Assessing Modern Operating Systems’ IPv6 Fragmentation Handling
The evolution of the Internet has brought about numerous advancements, but it has also given rise to vulnerabilities found within the IPv4 protocol. Issues stemming from IP fragmentation have been a persistent challenge, leading to a spectrum of potential attacks. While IPv6 aimed to address some of these concerns through modifications to fragmentation handling and the introduction of specific extension headers, the problems persist, as documented extensively in the literature.
One of the primary culprits behind these challenges is the issue of overlapping fragments. When these fragments are reassembled, they can give rise to unexpected or even malicious packets. In an attempt to mitigate this, RFC 5722 mandated that IPv6 hosts must silently drop the entire packet in the presence of overlapping fragments (including previous and future fragments of the same packet). Despite this directive, subsequent studies have cast doubt on the efficacy of these measures, leading to ongoing concerns about the security of IPv6 fragmentation.
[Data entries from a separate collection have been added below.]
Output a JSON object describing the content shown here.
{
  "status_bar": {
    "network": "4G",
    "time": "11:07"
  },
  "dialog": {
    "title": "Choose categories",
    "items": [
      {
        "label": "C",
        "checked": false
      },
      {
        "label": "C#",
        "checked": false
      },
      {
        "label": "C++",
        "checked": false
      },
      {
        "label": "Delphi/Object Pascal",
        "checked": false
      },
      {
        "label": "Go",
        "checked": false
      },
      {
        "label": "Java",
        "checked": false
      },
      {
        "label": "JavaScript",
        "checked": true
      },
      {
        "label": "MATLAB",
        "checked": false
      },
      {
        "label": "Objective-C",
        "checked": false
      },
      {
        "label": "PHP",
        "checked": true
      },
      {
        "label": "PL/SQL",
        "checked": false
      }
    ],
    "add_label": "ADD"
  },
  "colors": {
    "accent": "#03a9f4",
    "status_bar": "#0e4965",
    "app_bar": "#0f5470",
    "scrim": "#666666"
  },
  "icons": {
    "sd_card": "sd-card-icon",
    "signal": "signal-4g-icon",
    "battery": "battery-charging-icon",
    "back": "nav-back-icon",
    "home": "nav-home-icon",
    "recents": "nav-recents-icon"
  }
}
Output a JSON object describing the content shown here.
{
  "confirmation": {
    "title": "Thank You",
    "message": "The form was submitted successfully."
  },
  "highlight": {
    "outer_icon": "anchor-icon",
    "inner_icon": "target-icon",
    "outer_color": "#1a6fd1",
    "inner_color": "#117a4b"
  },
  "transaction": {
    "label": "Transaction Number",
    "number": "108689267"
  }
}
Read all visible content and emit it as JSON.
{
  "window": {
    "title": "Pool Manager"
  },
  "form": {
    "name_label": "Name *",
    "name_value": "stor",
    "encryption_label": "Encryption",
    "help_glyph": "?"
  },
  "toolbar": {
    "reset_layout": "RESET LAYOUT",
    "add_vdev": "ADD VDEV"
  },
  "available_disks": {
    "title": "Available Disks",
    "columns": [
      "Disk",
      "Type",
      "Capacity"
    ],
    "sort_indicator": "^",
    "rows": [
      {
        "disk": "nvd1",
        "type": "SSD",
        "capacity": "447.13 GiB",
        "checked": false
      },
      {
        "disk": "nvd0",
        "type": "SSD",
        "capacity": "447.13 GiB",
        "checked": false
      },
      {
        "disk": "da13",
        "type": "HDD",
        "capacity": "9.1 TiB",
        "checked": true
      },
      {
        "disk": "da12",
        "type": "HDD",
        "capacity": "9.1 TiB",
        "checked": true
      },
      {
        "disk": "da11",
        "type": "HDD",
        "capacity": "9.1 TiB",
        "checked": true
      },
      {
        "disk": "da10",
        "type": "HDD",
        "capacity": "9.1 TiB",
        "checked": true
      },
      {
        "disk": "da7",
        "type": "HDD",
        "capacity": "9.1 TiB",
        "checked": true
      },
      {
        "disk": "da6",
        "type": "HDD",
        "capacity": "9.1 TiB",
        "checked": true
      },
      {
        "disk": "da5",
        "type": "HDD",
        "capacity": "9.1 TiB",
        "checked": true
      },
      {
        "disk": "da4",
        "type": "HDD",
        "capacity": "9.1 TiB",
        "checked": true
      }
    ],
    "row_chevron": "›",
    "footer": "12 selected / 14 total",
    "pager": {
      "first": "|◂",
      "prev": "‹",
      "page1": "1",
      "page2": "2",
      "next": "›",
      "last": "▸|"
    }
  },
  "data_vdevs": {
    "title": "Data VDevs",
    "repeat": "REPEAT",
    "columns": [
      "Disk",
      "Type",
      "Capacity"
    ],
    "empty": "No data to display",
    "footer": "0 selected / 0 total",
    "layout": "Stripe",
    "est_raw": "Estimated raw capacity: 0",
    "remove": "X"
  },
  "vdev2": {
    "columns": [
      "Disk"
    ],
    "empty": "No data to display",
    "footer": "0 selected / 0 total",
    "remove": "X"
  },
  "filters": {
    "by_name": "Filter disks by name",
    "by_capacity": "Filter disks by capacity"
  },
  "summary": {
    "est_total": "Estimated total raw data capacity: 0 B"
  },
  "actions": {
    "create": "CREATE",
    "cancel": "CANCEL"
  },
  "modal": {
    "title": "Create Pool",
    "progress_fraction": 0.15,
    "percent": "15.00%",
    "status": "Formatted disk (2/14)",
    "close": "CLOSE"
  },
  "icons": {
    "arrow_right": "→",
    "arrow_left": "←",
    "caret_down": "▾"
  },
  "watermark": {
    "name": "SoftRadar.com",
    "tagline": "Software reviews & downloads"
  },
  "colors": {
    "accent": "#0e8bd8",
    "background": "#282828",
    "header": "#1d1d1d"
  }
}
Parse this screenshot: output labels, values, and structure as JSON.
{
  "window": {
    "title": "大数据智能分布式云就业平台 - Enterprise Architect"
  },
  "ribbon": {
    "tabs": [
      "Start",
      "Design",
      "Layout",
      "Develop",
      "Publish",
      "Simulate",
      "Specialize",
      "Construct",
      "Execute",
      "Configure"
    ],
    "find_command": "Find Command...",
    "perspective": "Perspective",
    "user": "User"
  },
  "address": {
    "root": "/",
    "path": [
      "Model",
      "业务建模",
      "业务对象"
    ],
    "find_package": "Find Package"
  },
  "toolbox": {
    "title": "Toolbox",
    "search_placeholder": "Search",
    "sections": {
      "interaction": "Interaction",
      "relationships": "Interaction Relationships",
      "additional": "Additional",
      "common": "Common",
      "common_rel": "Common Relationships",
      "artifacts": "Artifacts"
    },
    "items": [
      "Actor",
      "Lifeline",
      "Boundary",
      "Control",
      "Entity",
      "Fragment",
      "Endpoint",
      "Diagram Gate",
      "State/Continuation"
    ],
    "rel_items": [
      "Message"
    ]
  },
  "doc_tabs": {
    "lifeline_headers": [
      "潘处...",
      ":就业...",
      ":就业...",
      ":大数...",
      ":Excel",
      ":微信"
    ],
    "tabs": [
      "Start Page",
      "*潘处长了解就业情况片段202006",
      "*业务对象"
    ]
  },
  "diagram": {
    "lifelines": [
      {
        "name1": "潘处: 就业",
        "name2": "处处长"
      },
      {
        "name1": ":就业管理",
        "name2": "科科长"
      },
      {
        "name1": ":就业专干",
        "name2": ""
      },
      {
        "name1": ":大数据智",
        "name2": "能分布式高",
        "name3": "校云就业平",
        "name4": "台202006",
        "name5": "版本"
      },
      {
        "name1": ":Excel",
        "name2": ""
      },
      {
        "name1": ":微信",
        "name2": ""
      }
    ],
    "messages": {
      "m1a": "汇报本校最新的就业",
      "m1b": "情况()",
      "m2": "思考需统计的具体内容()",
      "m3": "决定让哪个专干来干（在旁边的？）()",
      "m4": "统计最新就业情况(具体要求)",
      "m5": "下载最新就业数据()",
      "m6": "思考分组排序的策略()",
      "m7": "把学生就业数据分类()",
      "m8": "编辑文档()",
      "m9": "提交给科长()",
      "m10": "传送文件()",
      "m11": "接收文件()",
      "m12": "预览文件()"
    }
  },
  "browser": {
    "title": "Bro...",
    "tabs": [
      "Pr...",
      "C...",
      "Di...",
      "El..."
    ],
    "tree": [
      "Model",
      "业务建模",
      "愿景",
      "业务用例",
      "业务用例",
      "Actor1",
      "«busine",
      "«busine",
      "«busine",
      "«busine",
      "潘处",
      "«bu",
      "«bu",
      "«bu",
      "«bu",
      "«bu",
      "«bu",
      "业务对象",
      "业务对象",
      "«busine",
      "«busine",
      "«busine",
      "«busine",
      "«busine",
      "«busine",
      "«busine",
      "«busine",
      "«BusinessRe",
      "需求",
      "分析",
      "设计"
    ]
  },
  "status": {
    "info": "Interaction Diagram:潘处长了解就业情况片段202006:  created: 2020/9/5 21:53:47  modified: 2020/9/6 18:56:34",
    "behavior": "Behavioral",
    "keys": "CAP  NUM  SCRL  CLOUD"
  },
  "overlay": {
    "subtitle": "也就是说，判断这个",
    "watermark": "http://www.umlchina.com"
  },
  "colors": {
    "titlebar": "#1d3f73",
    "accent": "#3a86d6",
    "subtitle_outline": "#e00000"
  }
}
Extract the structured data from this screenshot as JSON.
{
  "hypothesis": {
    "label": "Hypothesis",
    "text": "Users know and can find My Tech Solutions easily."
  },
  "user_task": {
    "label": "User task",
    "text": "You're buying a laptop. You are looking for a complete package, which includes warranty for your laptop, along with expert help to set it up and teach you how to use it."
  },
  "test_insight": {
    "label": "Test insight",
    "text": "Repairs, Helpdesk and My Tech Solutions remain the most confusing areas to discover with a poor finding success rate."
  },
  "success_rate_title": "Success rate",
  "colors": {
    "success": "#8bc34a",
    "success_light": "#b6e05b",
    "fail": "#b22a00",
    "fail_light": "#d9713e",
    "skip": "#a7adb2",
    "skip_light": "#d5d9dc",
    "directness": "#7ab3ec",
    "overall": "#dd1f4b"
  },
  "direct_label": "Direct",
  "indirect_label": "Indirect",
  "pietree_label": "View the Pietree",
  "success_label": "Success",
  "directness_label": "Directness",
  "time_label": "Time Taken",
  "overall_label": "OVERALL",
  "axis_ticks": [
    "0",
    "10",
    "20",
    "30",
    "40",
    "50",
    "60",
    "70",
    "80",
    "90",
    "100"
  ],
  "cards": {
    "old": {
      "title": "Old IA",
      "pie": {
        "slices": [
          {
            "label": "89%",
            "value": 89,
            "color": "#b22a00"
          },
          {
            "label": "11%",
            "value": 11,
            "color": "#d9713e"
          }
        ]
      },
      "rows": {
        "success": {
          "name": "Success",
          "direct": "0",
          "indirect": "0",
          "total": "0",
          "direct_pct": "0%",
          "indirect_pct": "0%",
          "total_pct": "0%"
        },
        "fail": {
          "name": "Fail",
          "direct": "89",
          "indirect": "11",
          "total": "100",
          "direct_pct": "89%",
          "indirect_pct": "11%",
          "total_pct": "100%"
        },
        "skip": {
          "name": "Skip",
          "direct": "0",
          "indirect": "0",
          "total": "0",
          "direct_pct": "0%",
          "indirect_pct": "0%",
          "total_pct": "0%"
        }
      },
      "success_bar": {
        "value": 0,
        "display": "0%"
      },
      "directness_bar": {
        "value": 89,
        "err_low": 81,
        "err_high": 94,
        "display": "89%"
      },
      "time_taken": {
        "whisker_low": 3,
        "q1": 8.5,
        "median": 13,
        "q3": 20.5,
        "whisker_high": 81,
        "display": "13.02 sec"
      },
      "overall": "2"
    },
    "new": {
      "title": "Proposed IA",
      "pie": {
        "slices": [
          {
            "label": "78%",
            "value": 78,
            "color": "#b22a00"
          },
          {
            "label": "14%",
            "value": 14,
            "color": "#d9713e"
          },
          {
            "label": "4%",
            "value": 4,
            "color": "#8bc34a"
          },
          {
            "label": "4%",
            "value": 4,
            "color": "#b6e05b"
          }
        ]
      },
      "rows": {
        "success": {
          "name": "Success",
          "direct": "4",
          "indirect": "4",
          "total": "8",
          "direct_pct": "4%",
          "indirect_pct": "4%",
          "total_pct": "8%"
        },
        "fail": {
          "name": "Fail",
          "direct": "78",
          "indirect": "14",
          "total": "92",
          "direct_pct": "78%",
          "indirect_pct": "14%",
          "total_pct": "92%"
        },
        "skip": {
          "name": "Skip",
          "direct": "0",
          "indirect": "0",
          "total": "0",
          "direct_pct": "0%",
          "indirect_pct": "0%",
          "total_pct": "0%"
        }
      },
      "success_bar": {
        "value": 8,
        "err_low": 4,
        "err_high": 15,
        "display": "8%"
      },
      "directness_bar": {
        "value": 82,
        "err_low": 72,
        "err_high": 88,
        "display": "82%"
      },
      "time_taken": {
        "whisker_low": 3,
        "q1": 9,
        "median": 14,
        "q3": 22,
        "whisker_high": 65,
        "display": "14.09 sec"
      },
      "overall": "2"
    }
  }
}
The Need for a Comprehensive Assessment
Various methodologies have been proposed to determine whether IPv6 hosts are susceptible to overlapping fragments and related attacks. However, not all of these methods have proven complete or accurate.
We propose a novel model designed to assess IPv6 fragmentation handling, focusing specifically on the reassembling strategies employed by modern operating systems.
A Shift in Perspective: Fragment-Based Reassembly Policies
Previous models primarily considered the operating system’s reassembly policy as byte-based. However, a significant evolution has occurred in modern reassembly policies in operating systems. We discovered that network stacks have shifted towards a fragment-based approach nowadays, which makes previous models ineffective.
For example, the Shankar and Paxson model leverages the byte-based approach when A, B and D fragments are overlapping. The same overlapping will produce a false negative in the new fragment-based approach, indicating that an operating system implements the RFC correctly when, in fact, it does not.
Evaluating RFC-5722 and RFC-9099 Compliance
We propose a new model based on the Shankar and Paxson. Differently from Shankar and Paxson, the new model requires more fragmented packets to correctly assess whether the operating system correctly implements mitigation against this attack.
Using our model, we conducted an in-depth evaluation of modern operating systems to assess their compliance with RFC-5722 and RFC-9099 regarding fragmentation handling. The results of our study suggest that IPv6 fragmentation remains a potential threat, with some operating systems exhibiting vulnerabilities despite the established standards.